Adapun dengan lisan seperti memberikan nasihat yang merupakan hak di antara sesama muslim dan sebagai realisasi dari amar ma’ruf dan nahi mungkar itu sendiri, dengan menggunakan tulisan yang mengajak kepada kebenaran dan membantah syubuhat (kerancuan) dan segala bentuk kebatilan.
Hadits ke-2 :
عن أبي هريرة عبدالرحمن بن صخر رضي الله عنه قال سمعت رسول الله صلى الله عليه وسلم يقول ما نهيتكم عنه فاجتنبوه وماأمرتكم به فأتوا منه ما استطعتم , فإنما أهلك الذين من قبلكم كثرة مسائلم واختلافهم على أنبيائهم  [رواه البخاري و مسلم]  
Dari Abu Hurairah, 'Abdurrahman bin Shakhr radhiallahu 'anh, ia berkata : Aku mendengar Rasulullah bersabda : "Apa saja yang aku larang kamu melaksanakannya, hendaklah kamu jauhi dan apa saja yang aku perintahkan kepadamu, maka lakukanlah menurut kemampuan kamu. Sesungguhnya kehancuran umat-umat sebelum kamu adalah karena banyak bertanya dan menyalahi nabi-nabi mereka (tidak mau taat dan patuh)" [Bukhari no. 7288, Muslim no. 1337]
Penjelasan hadits :
Perintah dan Larangan
Pada dasarnya syariát Islam adalah berupa perintah. Oleh karena itu, larangan yang ada jumlahnya sedikit. Semua yang diperintahkan akan membawa kebaikan bagi pelakunya, meski tidak berniat karena Allah. Dan semua yang dilarang membawa kejelekan bagi pelakunya. Dengan demikian manusia butuh kepada sesuatu yang diperintahkan dan tidak butuh kepada sesuatu yang dilarang.
Perintah dan larangan Allah terbagi dua, yaitu wajib dan sunnah. Jika perintah dan larangan terkait dengan urusan ibadah maka perintah dan larangan tersebut hukumnya wajib, dan jika terkait dengan urusan dunia maka hukumnya sunnah, kecuali ada dalil yang memalingkan dari hukum asalnya.
Melaksanakan perintah terikat dengan kemampuan, karena jumlahnya sangat banyak. Sedangkan larangan jumlahnya sedikit dan tidak dibutuhkan, maka tidak terikat dengan kemampuan. Melaksanakan perintah lebih mulia dibanding meninggalkan larangan, demikian juga meninggalkan perintah lebih hina dibanding menerjang larangan.
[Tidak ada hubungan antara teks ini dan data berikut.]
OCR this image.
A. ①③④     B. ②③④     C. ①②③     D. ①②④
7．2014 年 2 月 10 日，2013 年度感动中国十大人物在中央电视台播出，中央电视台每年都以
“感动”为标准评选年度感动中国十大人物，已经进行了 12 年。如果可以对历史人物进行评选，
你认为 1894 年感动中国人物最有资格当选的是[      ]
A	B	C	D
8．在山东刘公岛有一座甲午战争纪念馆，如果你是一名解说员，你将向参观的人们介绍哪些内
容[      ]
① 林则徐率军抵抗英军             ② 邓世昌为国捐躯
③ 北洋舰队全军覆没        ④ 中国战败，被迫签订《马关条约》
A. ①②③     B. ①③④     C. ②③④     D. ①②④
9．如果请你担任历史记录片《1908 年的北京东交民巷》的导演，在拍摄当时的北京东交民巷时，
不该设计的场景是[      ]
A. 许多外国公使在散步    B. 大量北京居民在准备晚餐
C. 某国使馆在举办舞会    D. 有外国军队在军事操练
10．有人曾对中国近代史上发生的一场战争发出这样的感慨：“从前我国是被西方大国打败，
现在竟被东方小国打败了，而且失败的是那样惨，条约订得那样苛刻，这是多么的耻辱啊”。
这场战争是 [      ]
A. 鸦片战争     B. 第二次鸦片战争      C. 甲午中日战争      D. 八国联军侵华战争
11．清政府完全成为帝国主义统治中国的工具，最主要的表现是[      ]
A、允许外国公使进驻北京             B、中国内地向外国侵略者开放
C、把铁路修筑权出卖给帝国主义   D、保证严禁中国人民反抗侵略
Sebab Kehancuran Dan Kebinasaan
Sebab utama kehancuran umat adalah sekedar banyak bertanya dan menentang perintah nabinya. Sikap yang benar adalah bertanya untuk diamalkan dan tunduk pada perintah nabi. Maka orang yang sekedar banyak bertanya, bukti akan kelemahan agamanya dan tidak wara’-nya. Diantara dampak jelek banyak bertanya adalah timbulnya perpecahan.
Amar ma’ruf dan nahi munkar sangat besar pengaruhnya bagi ketentraman hidup manusia, baik untuk individu maupun masyarakat. Maka dari itu Al-qur’an menyebutkan bahwa amar ma’ruf dan nahi munkar merupaka salah satu kewajiban umat islam yang merupakan umat terbaik.
Sebaliknya, orang yang tidak peduli dengan perbuatan saudaranya sesama muslim, bahkan mengajak untuk melakukan perbuatan yang di larang syara’ atau merasa senang jika melihat saudaranya terjerumus dalam perbuatan tercela yang dilarang islam, dan dipandang buruk yang merintangi mereka dalam berbuat kebaikan,maka orang – orang tersebut termasuk golongan orang yang munafik.dan mereka yangbtidak mau melakukan amar ma’ruf dan nahi munkar sangat dicela dan dianggap telah berbuat kejelakan walaupun mereka sendiri tidak melakukannya.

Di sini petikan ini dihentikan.